March 6, 2006

King Fish California Merlot, 2004

I’m home alone tonight, waiting to hear if I’ve got a bite for my dinner invitation. I’m not very hopeful.
When I arrive home, More-ey’s girl, Sunshine, she’s made the house smell like garlic and tomatoes and pasta sauce. More-ey wanders in with this this long french bread baguette that he and his girl are going to do something with. There’s a baguette, chicken, tomatoes, garlic, mushrooms… I don’t think it’s Coq Au Vin, but it might be.
mmm… maybe I’ll need to get in on that action.
More-ey asks me if I want to try this Merlot that he’s picked up at the Sausalito Market (46 Caledonia, Sausalito, right by the fire station). I’ve told him in the past that it’s pretty damn easy to make a decent Merlot. He takes a sip, makes a face, and says “Well, it was only four bucks.”
Four bucks?
Four bucks? Give me a glass!
I never thought I’d say this: this Merlot is terrible. I honestly didn’t think you could make a terrible Merlot. When I went to make my own wine instead of beer, the guy in the store said “Look, get the kit and make Merlot the first time. It’ll turn out good.”
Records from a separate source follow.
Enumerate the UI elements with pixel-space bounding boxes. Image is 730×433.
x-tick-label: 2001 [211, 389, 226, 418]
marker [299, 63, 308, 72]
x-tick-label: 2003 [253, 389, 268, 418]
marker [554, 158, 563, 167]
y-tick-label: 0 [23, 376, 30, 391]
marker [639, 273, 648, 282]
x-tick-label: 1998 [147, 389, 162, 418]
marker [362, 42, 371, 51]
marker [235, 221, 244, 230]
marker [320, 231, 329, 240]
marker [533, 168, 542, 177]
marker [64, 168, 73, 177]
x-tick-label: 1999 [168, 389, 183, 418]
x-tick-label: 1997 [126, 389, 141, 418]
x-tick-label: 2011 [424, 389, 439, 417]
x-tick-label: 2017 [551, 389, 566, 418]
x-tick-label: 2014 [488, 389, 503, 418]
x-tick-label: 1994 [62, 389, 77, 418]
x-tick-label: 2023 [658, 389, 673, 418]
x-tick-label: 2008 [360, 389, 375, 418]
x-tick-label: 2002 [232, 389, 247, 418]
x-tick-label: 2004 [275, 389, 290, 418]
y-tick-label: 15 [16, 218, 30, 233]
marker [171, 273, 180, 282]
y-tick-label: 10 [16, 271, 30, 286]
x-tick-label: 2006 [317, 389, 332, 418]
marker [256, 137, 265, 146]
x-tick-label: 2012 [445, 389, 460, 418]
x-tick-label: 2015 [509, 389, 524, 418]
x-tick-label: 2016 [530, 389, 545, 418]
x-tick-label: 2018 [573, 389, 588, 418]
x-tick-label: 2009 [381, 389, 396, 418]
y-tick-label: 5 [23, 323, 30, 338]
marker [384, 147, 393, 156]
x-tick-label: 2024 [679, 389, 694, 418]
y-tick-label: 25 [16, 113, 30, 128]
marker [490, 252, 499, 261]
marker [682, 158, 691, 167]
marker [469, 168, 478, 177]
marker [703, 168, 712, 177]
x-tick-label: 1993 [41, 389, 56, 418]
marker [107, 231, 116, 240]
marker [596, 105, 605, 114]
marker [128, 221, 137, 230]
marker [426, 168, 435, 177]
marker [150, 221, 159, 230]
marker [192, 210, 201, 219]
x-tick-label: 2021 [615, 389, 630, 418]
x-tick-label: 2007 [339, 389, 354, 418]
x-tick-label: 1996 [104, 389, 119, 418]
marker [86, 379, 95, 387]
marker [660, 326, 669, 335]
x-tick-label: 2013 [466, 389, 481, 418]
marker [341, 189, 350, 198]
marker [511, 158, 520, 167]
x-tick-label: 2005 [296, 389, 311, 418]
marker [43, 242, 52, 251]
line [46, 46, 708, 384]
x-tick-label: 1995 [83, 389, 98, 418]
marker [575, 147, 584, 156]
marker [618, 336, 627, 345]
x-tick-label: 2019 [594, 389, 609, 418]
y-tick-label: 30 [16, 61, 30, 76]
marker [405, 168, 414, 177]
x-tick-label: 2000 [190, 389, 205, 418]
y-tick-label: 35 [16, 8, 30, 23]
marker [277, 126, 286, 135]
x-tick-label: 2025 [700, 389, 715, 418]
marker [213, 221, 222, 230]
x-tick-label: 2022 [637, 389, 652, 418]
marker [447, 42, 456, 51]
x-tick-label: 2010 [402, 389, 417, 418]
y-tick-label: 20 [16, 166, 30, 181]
Now, I don’t want to be mean. It’s not vinegar. It won’t make you hurl. Or swear off wine forever.. But there’s nothing to it. It tastes tired. It’s got loads of tannins and it’s really acidic without the benefit of any balancing elements. I’ve paid half a euro for better table wine in Spain. I’ve also paid a euro for worse wine, so I guess that’s not saying much. I guess this is the sort of wine you’d get watered down in France as a schoolboy.
In public school.
In a poor parish.
So, it’s OK.It’s a little better if you follow my favorite-ever aeration method that I got from a Spanish waiter: Pop the cork, pour out the taste, put the cork back in and shake the hell out of it– get that oxygen all the way through it until it’s all frothy.
It really does work. It just doesn’t have the panache of that $180 leaded glass decanter that your friends gave you for Christmas a few years back. But when you’re six bottles in at a dinner party, that’s what you wanna do. You don’t wanna go fiddling with the decanter.
Anyway. This wine? Don’t buy it. Even at four bucks. Unless the only other thing is Estrella.
Even then, you should go to another corner store.